Israel’s military has “taken multiple steps” to “enhance the protection of aid workers,” it said in a statement, including using new technology to identify aid vehicles at night. It said it reviews incidents in which it fires on aid groups.
As a result, the number of aid trucks reaching northern Gaza in April — more than 1,700 — was more than four times that in March, Mr. Freedman said.
Mr. Laerke, of the U.N., said the boost was insufficient and short-lived.
The Biden administration, which for the first time suspended arms transfers to Israel over the Rafah operation, has vocally pressed Israel and Egypt to coordinate on reopening the southern crossings.
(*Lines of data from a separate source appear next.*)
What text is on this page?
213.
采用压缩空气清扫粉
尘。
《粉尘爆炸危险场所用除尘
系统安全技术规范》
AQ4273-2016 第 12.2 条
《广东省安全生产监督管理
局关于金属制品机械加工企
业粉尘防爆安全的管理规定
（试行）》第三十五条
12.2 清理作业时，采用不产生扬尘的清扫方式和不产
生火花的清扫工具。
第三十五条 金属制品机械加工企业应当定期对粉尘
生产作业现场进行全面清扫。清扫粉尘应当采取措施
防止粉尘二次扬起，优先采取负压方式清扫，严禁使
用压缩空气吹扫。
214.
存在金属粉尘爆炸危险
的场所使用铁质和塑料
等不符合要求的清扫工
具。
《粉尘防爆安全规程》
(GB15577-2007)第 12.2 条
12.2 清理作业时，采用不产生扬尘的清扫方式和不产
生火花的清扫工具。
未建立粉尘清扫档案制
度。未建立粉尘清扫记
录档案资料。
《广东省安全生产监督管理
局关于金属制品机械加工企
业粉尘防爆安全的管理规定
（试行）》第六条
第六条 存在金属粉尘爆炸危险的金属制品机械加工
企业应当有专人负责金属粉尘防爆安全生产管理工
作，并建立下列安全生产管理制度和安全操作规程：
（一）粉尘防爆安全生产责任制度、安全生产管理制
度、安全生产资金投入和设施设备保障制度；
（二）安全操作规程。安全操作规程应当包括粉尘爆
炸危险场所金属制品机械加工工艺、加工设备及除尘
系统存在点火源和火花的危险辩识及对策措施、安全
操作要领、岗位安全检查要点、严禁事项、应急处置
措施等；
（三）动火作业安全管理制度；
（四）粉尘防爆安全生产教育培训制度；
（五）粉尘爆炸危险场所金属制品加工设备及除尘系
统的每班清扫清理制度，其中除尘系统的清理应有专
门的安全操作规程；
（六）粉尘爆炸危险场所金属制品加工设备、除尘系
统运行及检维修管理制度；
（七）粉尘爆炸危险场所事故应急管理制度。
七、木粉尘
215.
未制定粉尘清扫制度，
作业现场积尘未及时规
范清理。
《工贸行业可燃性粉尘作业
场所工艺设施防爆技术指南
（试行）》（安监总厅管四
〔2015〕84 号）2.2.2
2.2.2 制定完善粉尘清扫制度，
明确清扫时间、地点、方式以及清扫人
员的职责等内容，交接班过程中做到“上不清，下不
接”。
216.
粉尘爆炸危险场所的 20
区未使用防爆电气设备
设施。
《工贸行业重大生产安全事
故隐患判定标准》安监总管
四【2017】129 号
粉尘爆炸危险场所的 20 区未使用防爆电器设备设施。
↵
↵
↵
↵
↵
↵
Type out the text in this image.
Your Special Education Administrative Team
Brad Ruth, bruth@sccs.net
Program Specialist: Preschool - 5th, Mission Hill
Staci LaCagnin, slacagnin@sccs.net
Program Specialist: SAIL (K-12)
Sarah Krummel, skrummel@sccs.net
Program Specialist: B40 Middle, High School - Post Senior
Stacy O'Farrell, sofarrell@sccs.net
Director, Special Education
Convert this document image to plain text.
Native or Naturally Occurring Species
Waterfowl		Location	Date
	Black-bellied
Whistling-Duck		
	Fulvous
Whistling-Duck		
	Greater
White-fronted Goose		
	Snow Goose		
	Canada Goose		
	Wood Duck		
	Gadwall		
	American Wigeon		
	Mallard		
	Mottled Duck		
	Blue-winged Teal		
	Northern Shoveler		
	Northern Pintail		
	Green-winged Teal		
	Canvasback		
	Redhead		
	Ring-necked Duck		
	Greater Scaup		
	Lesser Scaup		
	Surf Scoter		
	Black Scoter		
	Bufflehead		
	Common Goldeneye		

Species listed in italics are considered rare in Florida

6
Some Israelis have called for just that, including more than 80 Israelis who massed for a protest in Jerusalem last week to condemn recent attacks by ultranationalist Israelis on aid convoys.
But for Israeli policymakers, withholding aid may serve as leverage over those holding Israeli hostages as well as a tactic for depriving Hamas of supplies, said Einav Levy, the founding director of the Israeli School of Humanitarian Aid.
“If they are being fed and provided medical support, we are fueling our enemy,” he said.
Iyad Abuheweila, Abu Bakr Bashir, Patrick Kingsley and Natan Odenheimer contributed reporting.